23 Greg Albracht April 2, 2012 at 9:48 am

Jason, I understand your concern and you are correct that fasteners are truly the point of moisture penetration, but you are not taking into consideration the fact that our Furring Master creates an air gap in-between the cladding and the substrate. Moisture that gets Held up if the house warp is improperly installed will drain and dry fast enough to never cause a problem. Look up Martin Holiday on some of these issues. He’s the expert. Any moisture that gets behind the cladding will drain down ward because of the rain screen gap. The moisture that runs down the shaft of the fasteners will drip down before it typically hits the fastener where it is attached to the substrate, so there is no concern with what you described above with our Furring Master. Plus when the fastener penetrates the Furring Master is creates a little indentation that creates a small gap in-between behind the cladding and the face of the Furring Master which allows MOST of the moisture to drain out at that point. We have NEVER ONCE had an ISSUE that you are claiming can happen with our 1/4″ depth.
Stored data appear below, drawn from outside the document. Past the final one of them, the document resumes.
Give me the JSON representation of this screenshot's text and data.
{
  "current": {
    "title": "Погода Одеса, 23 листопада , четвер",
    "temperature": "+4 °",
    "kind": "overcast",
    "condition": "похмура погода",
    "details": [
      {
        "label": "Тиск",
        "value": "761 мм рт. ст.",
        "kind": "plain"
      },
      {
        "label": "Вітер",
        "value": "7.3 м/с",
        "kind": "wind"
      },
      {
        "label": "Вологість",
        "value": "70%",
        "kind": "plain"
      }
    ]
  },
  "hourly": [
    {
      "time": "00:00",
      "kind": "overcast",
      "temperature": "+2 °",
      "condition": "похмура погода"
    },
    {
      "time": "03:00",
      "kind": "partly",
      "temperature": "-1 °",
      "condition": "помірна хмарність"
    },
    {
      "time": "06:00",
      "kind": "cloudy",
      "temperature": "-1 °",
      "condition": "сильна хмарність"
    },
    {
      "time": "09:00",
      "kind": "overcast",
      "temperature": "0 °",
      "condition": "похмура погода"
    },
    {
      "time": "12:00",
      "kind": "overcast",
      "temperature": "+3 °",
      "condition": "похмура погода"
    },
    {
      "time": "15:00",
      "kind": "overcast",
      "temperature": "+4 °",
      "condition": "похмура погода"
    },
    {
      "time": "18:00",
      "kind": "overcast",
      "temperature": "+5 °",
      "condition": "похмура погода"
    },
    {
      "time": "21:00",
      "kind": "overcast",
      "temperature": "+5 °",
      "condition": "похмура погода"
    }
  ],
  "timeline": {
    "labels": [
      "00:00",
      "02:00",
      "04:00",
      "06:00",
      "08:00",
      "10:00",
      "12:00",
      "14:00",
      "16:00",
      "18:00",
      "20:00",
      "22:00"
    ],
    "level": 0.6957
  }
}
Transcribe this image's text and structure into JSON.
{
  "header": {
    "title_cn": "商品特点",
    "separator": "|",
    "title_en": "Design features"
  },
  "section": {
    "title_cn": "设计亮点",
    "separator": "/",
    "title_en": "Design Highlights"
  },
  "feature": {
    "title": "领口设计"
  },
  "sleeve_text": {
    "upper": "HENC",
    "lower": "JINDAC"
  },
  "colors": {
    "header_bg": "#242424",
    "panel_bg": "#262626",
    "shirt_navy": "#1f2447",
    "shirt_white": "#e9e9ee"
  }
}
Its because of what I described above. Make Sense?

24 Greg Albracht April 2, 2012 at 9:53 am

Plus Jason, we just launched a 3/4″ depth Furring Strip that you can install vertically or horizontal and it gets air flow both ways. This is the ONLY Steel strip strip on the market that does this. Our Furring Master is also recommended by James Hardie because it performs better then Z-girt or Hat channels.